Dos. ¿Por qué defender la figura presidencial? ¿De qué? El artículo 80 de la Constitución define claramente que el presidente de la república “fungirá como jefe de Estado, jefe de Gobierno y Comandante Supremo de las Fuerzas Armadas”, en ese orden. En un sistema presidencial, como el nuestro, el presidente debe ejercer, al mismo tiempo, las funciones de jefe de Estado y jefe de Gobierno, a diferencia de los regímenes parlamentarios donde ambas jefaturas recaen en personas diferentes. Un jefe de Estado es la figura de la nación, el representante de la unidad y la continuidad. El jefe de Gobierno, en cambio, es el líder político del país, el encargado de las principales decisiones políticas de una nación y debe responder de sus acciones ante los poderes legislativo y judicial. Así pues, el ejercicio del poder político de un presidente de un régimen como el nuestro resulta complicado pues debe atender, siempre y sin descuidos, la unidad y la conducción política del país.

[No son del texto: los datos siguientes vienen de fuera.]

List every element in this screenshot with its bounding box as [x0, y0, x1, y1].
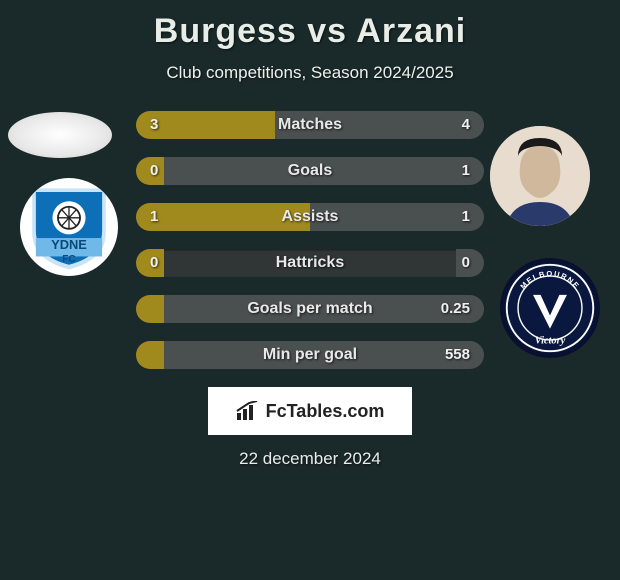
- stat-value-right: 558: [445, 341, 470, 369]
- stat-label: Assists: [136, 203, 484, 231]
- stat-row: 1Assists1: [136, 203, 484, 231]
- player-right-avatar: [490, 126, 590, 226]
- stat-row: Goals per match0.25: [136, 295, 484, 323]
- club-left-line2: FC: [62, 254, 76, 265]
- avatar-icon: [490, 126, 590, 226]
- brand-badge: FcTables.com: [208, 387, 412, 435]
- stat-value-right: 0.25: [441, 295, 470, 323]
- stat-value-right: 0: [462, 249, 470, 277]
- stat-row: Min per goal558: [136, 341, 484, 369]
- stat-label: Hattricks: [136, 249, 484, 277]
- stat-label: Min per goal: [136, 341, 484, 369]
- stat-row: 3Matches4: [136, 111, 484, 139]
- club-right-mid-label: Victory: [535, 336, 566, 347]
- page-title: Burgess vs Arzani: [0, 0, 620, 51]
- stat-label: Goals per match: [136, 295, 484, 323]
- stat-label: Goals: [136, 157, 484, 185]
- club-left-badge: YDNE FC: [20, 178, 118, 276]
- date-label: 22 december 2024: [0, 449, 620, 469]
- club-left-line1: YDNE: [51, 237, 87, 252]
- stat-row: 0Goals1: [136, 157, 484, 185]
- stats-container: 3Matches40Goals11Assists10Hattricks0Goal…: [136, 111, 484, 369]
- player-left-avatar: [8, 112, 112, 158]
- club-right-badge: MELBOURNE Victory: [500, 258, 600, 358]
- stat-value-right: 1: [462, 157, 470, 185]
- stat-label: Matches: [136, 111, 484, 139]
- club-right-badge-icon: MELBOURNE Victory: [503, 261, 597, 355]
- subtitle: Club competitions, Season 2024/2025: [0, 63, 620, 83]
- chart-icon: [236, 401, 260, 421]
- stat-row: 0Hattricks0: [136, 249, 484, 277]
- brand-text: FcTables.com: [266, 401, 385, 422]
- stat-value-right: 1: [462, 203, 470, 231]
- club-left-badge-icon: YDNE FC: [23, 181, 115, 273]
- stat-value-right: 4: [462, 111, 470, 139]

Tres. Según la Constitución, el presidente debió ocuparse de las consecuencias del huracán en calidad de símbolo de unidad de la nación y como cabeza de las decisiones que deberían haber conducido a evitar que el golpe del fenómeno provocara el desastre que provocó, a apoyar a víctimas y damnificados para mitigar sus pérdidas y dolores y a echar a andar un programa de recuperación y reactivación económica. ¿Defendió López Obrador la figura presidencial cuando su presencia era exigida en tanto jefe de Estado y de Gobierno? Debió haber llegado para hacerles ver a los guerrerenses que el país completo los acompañaba, arropaba y apoyaba; para demostrar que México estaba unido y que en unión fabricaría el rescate. Debería haber estado, además, para que, desde ahí y de inmediato echara a andar las políticas conducentes a mitigar, reparar y recuperar. No lo hizo. Su argumento fue que habría acarreados que lo agredirían. Afirmó que Televisión Azteca abrió las cámaras para que algunos le “mentaran la madre”. De nueva cuenta, su ego por delante. Siempre es él el actor importante; los demás, en este caso, los damnificados, son de segunda importancia.
Cuatro. Más allá de si la empresa televisiva actuó o no con la mala intención que le adjudica, el presidente debería ser autocrítico y preguntarse por qué algunos guerrerenses lo insultaron. ¿No habrá sido porque se sintieron solos, abandonados, desprotegidos? ¿Porque, como es su costumbre, antepuso su interés al de los grupos afectados? ¿Proteger la figura o protegerse él? ¿Para evitar enfrentamientos porque desde que asumió el poder se asumió como jefe de facciones y no de Estado? ¿Porque ha sido él quien ha promovido la polarización que tanto daño nos ha hecho? ¿Porque ha ignorado su papel de unión nacional y se ha convertido en la principal fuerza de división? Habría que recordarle que los presidentes anteriores—quienes no alcanzaron la presidencia con la contundencia con la que él la alcanzó, ni consiguieron los niveles de popularidad que él continuamente presume—acudieron siempre a los lugares en
los que ocurrieron desastres naturales y la población los recibió bien y con agradecimiento. ¿Por qué a ellos no los insultaron? El presidente también debería preguntarse a qué se debe que, por primera vez frente a un desastre de esta envergadura, los mexicanos no pudimos sacudirnos filias y fobias y Otis fue pretexto para continuar desgarrándonos y descalificándonos, en vez mostrarnos universalmente solidarios, como ha sido costumbre en casos como éste.
Cinco. Curiosamente, sí acudió, por enésima ocasión en su mandato a Badiraguato, centro de operaciones del cartel comandado por el Chapo y sus hijos. ¿No se mancha en este caso la figura presidencial? ¿El poder simbólico de la presidencia no se daña cuando quien la ejerce evita cumplir con sus funciones de Jefe de Estado, promoviendo la unidad nacional y encabezando políticas de recuperación y, por el contrario, presume su “gusto” por acudir a territorio del crimen organizado? ¿Ahí nadie lo ningunea? ¿Por qué?